Because of difficulty interpreting PSA results, the United States Preventive Services Task Force recommends that the decision to have a PSA level measured should be made by the patient after an informed discussion with their health care provider. If prostate cancer is suspected, the initial imaging test is typically an MRI, and then if indicated a prostate biopsy may be done to differentiate cancer from benign conditions (including BPH) and to assess the characteristics if there is cancer.

As with so many other cancers, prostate cancer is staged based on characterization of the cancer (specific cell type, other characteristics) and extent of the disease. Specific treatment recommendations, as well as the overall prognosis, depend on the staging of the cancer. For example, five-year survival for localized prostate cancer is over 99% (so calling this "cancer" may create more anxiety than is merited), while only about a third of patients with cancer metastasized to distant locations survive five years.

What's the treatment for prostate cancer?

Treatment for prostate cancer depends on its aggressiveness, stage, patient preferences and other factors (for example, other health issues or life expectancy). Treatment options range from regular periodic clinical evaluations, radiation therapy, surgery, minimally invasive treatments for select patients and medication, to some combination of these.

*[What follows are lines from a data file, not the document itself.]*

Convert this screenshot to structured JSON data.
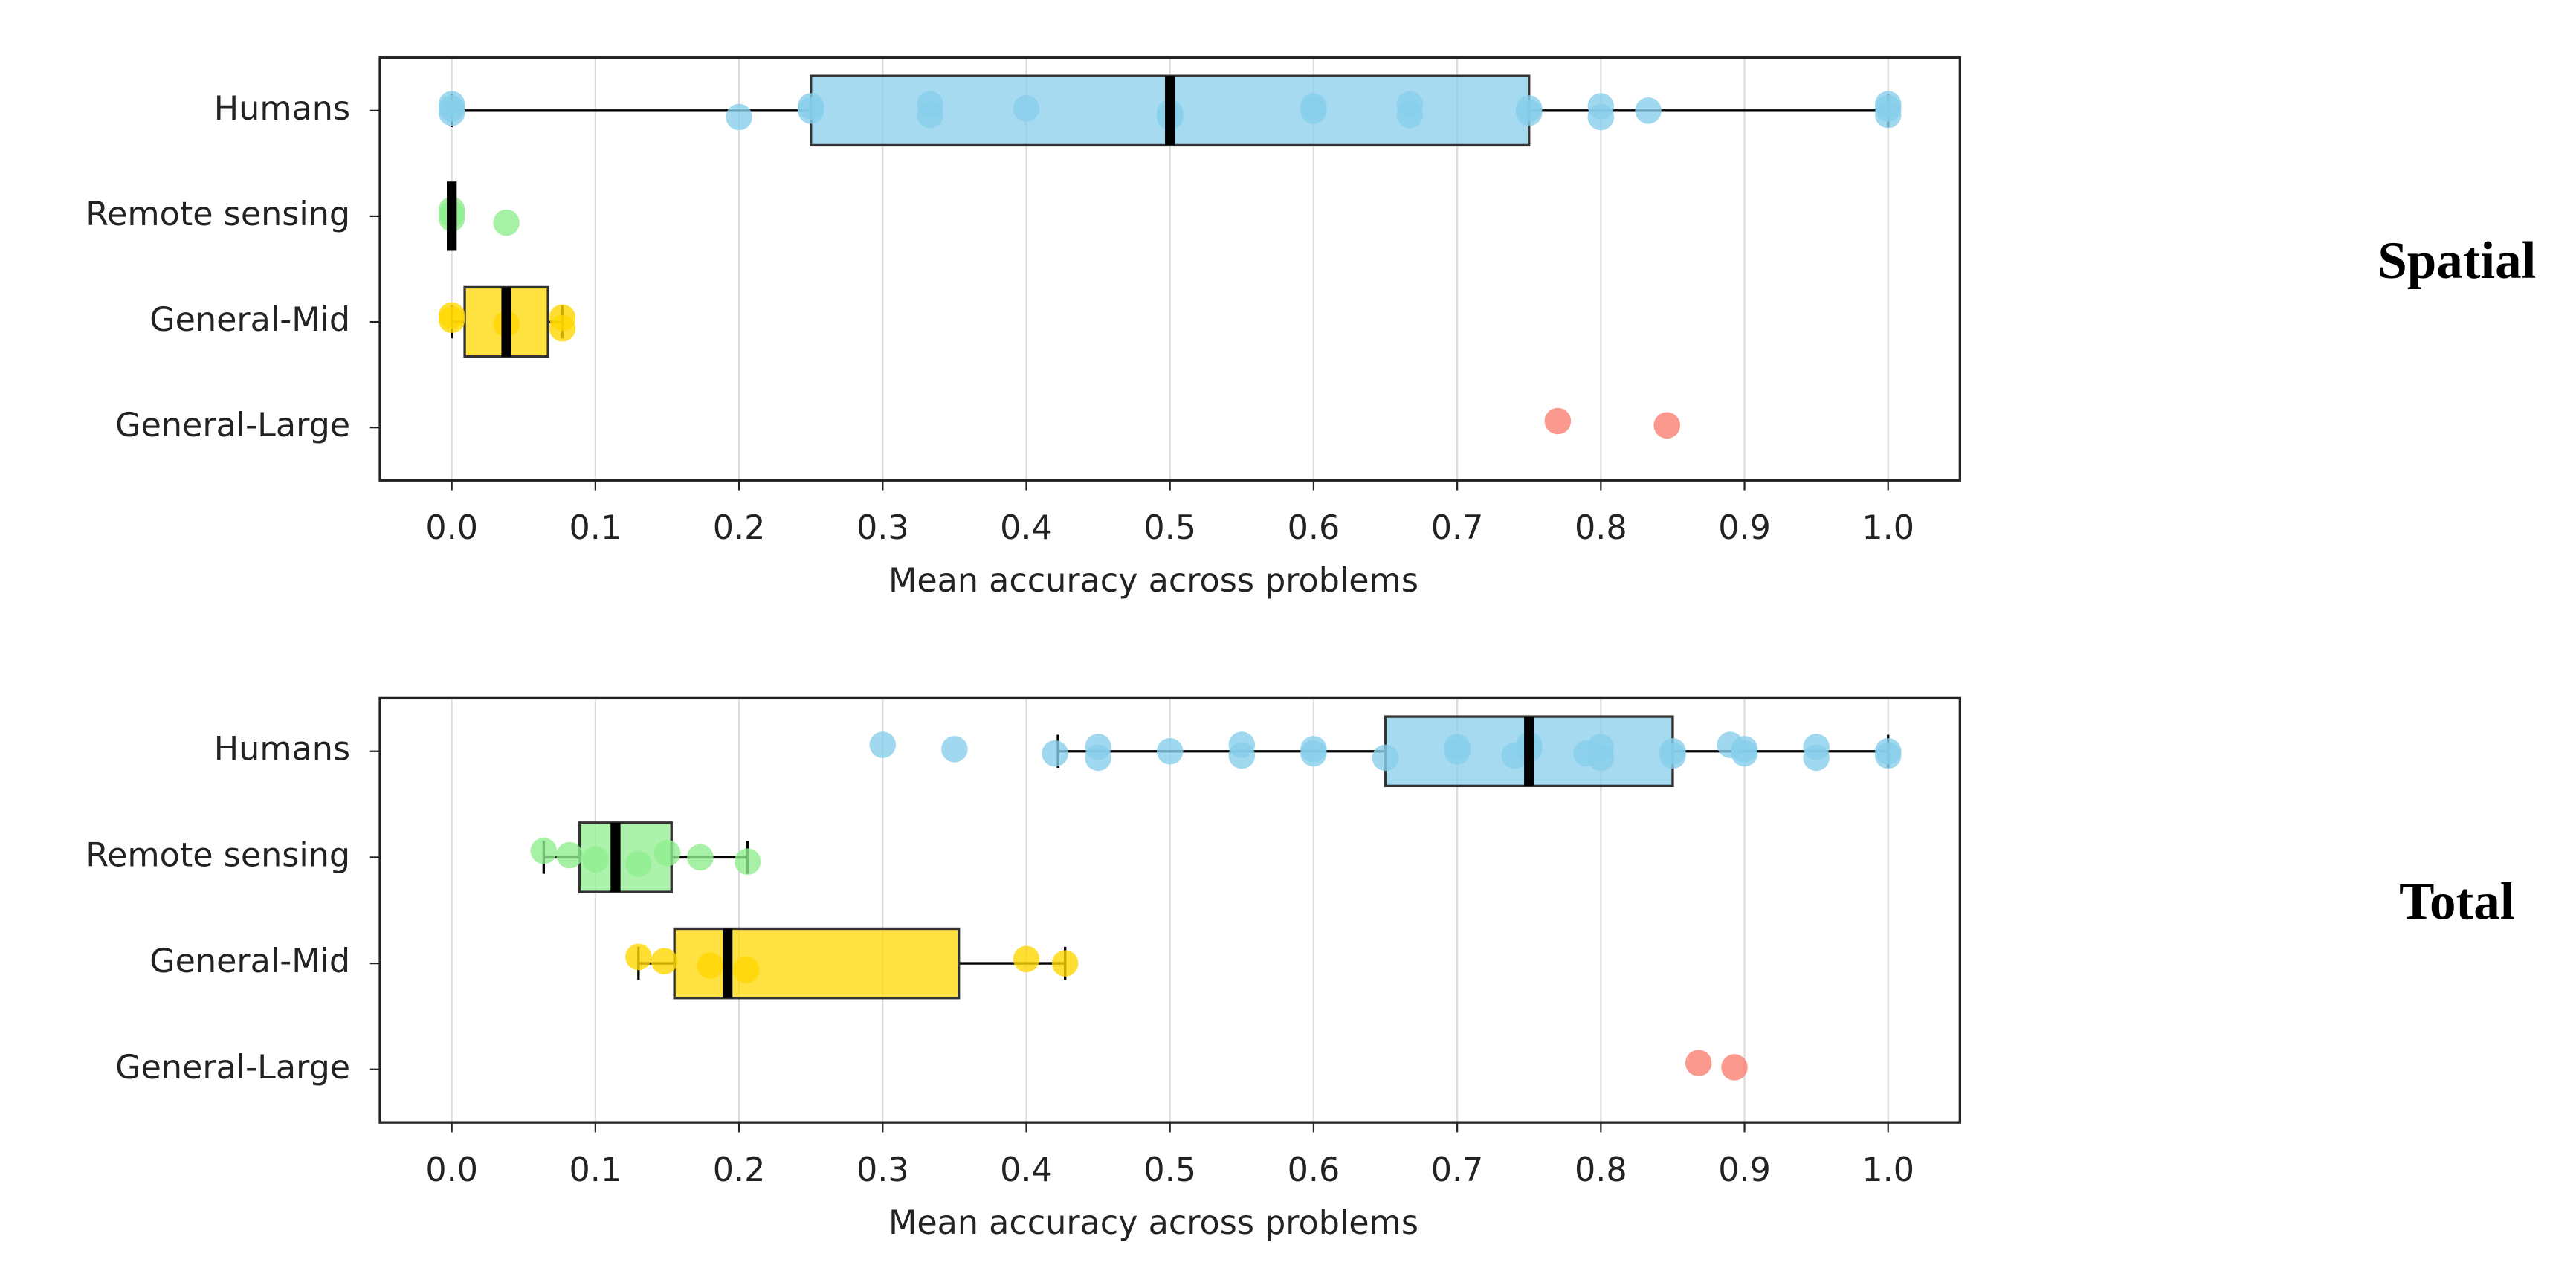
{
  "chart_data": [
    {
      "type": "box",
      "label": "Spatial",
      "xlabel": "Mean accuracy across problems",
      "categories": [
        "General-Large",
        "General-Mid",
        "Remote sensing",
        "Humans"
      ],
      "xlim": [
        -0.05,
        1.05
      ],
      "xticks": [
        {
          "value": 0,
          "label": "0.0"
        },
        0.1,
        0.2,
        0.3,
        0.4,
        0.5,
        0.6,
        0.7,
        0.8,
        0.9,
        {
          "value": 1,
          "label": "1.0"
        }
      ],
      "grid": true,
      "boxes": [
        {
          "color": "#fa8072",
          "points": [
            0.77,
            0.846
          ]
        },
        {
          "color": "#ffd700",
          "whislo": 0,
          "q1": 0.009,
          "median": 0.038,
          "q3": 0.067,
          "whishi": 0.077,
          "points": [
            0,
            0,
            0.038,
            0.077,
            0.077
          ]
        },
        {
          "color": "#90ee90",
          "whislo": 0,
          "q1": 0,
          "median": 0,
          "q3": 0,
          "whishi": 0,
          "points": [
            0,
            0,
            0,
            0.038
          ]
        },
        {
          "color": "#87ceeb",
          "whislo": 0,
          "q1": 0.25,
          "median": 0.5,
          "q3": 0.75,
          "whishi": 1,
          "points": [
            0,
            0,
            0,
            0.2,
            0.25,
            0.25,
            0.333,
            0.333,
            0.4,
            0.5,
            0.5,
            0.6,
            0.6,
            0.667,
            0.667,
            0.75,
            0.75,
            0.8,
            0.8,
            0.833,
            1,
            1,
            1
          ]
        }
      ]
    },
    {
      "type": "box",
      "label": "Total",
      "xlabel": "Mean accuracy across problems",
      "categories": [
        "General-Large",
        "General-Mid",
        "Remote sensing",
        "Humans"
      ],
      "xlim": [
        -0.05,
        1.05
      ],
      "xticks": [
        {
          "value": 0,
          "label": "0.0"
        },
        0.1,
        0.2,
        0.3,
        0.4,
        0.5,
        0.6,
        0.7,
        0.8,
        0.9,
        {
          "value": 1,
          "label": "1.0"
        }
      ],
      "grid": true,
      "boxes": [
        {
          "color": "#fa8072",
          "points": [
            0.868,
            0.893
          ]
        },
        {
          "color": "#ffd700",
          "whislo": 0.13,
          "q1": 0.155,
          "median": 0.192,
          "q3": 0.353,
          "whishi": 0.427,
          "points": [
            0.13,
            0.148,
            0.18,
            0.205,
            0.4,
            0.427
          ]
        },
        {
          "color": "#90ee90",
          "whislo": 0.064,
          "q1": 0.089,
          "median": 0.114,
          "q3": 0.153,
          "whishi": 0.206,
          "points": [
            0.064,
            0.082,
            0.1,
            0.13,
            0.15,
            0.173,
            0.206
          ]
        },
        {
          "color": "#87ceeb",
          "whislo": 0.422,
          "q1": 0.65,
          "median": 0.75,
          "q3": 0.85,
          "whishi": 1,
          "points": [
            0.3,
            0.35,
            0.42,
            0.45,
            0.45,
            0.5,
            0.55,
            0.55,
            0.6,
            0.6,
            0.65,
            0.7,
            0.7,
            0.74,
            0.75,
            0.75,
            0.79,
            0.8,
            0.8,
            0.85,
            0.85,
            0.89,
            0.9,
            0.9,
            0.95,
            0.95,
            1,
            1
          ]
        }
      ]
    }
  ]
}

About one in 200 men undergoing radical prostatectomy and radiation treatment die from complications of their treatments; this number doubles to one in 100 for men over age 75. In addition to this significant mortality, there is significant morbidity from many prostate cancer treatments; radical prostatectomy causes sexual dysfunction and/or urine problems in 25% to 50% or more of treated men. Thus, treatment decisions must be made with these possible complications in mind.